Darbeyle iktidarı zorla ele geçirme hastalığı bizlere Osmanlıdan miras kalmıştır. İlk ve klasik örneklerini Yeniçeri ayaklanmalarında gördüğümüz isyanlar, zamanla yerini modern darbelere bırakmıştır.

Modern darbe denilince akla ilk olarak Kuleli Vakası gelmektedir. Sultan Abdülmecit’i hedef alan bu darbe girişimi önceden haber alındığı için başarılı olamamış yargılamalar neticesinde verilen ağır cezalar Sultan Abdülmecid tarafından müebbet kalebentliğe çevrilmiştir.

Kuleli Vakasının ardından 1876’da bu sefer Sultan Abdülaziz darbeyle tahttan indirilmiştir. Erkân-ı Erbaa (dörtlü muhalifler) olarak bilinen darbeciler Mithat Paşa, Serasker Hüseyin Avni Paşa, Şeyhülislam Hayrullah Efendi ve Sadrazam Rüştü Paşa’dan oluşuyordu.

Darbeciler, bir gece zorla Sultan Abdülaziz’i tahtan indirmişlerdir. V. Murat’ı tahta çıkaran cuntacılar elbette eski padişahı ortadan kaldırmadan rahat edemeyeceklerini bildiklerinden devrik sultanı intihar süsü vererek katletmişlerdir.

Bu başarılı darbenin ardından Sultan II. Abdülhamit döneminde kurulan Yıldız Mahkemeleri sayesinde darbenin ayrıntıları ortaya çıkarılmış ve cuntacılar adalet önünde hesap vermişlerdir.

Fakat artık gelenek halini alan darbe hastalığı bu sefer II. Abdülhamit’in tahttan indirilmesi olayında kendini göstermiştir. İttihat ve Terakki liderlerinin örgütlediği bu girişimle 33 yıllık Abdülhamit dönemi sona ermiştir.

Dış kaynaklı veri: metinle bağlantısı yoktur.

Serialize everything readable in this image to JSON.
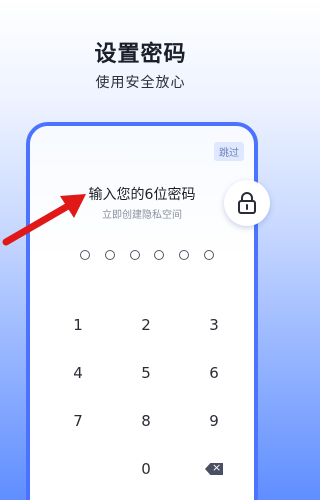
{
  "headline": "设置密码",
  "subline": "使用安全放心",
  "skip_label": "跳过",
  "pin": {
    "title": "输入您的6位密码",
    "hint": "立即创建隐私空间",
    "length": 6
  },
  "keypad": {
    "keys": [
      "1",
      "2",
      "3",
      "4",
      "5",
      "6",
      "7",
      "8",
      "9",
      "",
      "0",
      ""
    ]
  },
  "icons": {
    "lock": "lock-icon",
    "arrow": "red-arrow-icon",
    "backspace": "backspace-icon"
  },
  "colors": {
    "accent": "#4b73ff",
    "arrow": "#e01818"
  }
}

Cumhuriyet dönemine gelindiğinde Osmanlı’dan kalan bu zararlı alışkanlık varlığını muhafaza etmiştir. Cuntacıların ilk ve ciddi olarak ortaya çıktıkları olay 1950 gecesidir. 14 Mayıs akşamı Cumhurbaşkanı İnönü’ye darbe teklif eden cuntacılar, Cumhurbaşkanının sağduyulu tavrı sayesinde geri adım atmak zorunda kalmışlardır.

1954 yılına gelindiğinde Tuzla Piyade Okulu’nda öğrenim gören Orhan Kabibay ve Dündar Seyhan’ın kurduğu cuntalar zamanla silahlı kuvvetleri sarmış ve 27 Mayıs 1960 gecesi Demokrat Parti iktidarına karşı kanlı bir darbe yapılmıştır.

Başbakan Menderes, Dış İşleri Bakanı Zorlu ve Çalışma Bakanı Polatkan’ın idamı ile sonuçlanan 27 Mayıs darbesi, Türk siyasi hayatında bundan sonra cuntacıların yönetime hâkim olacağı bir süreci başlatmıştır.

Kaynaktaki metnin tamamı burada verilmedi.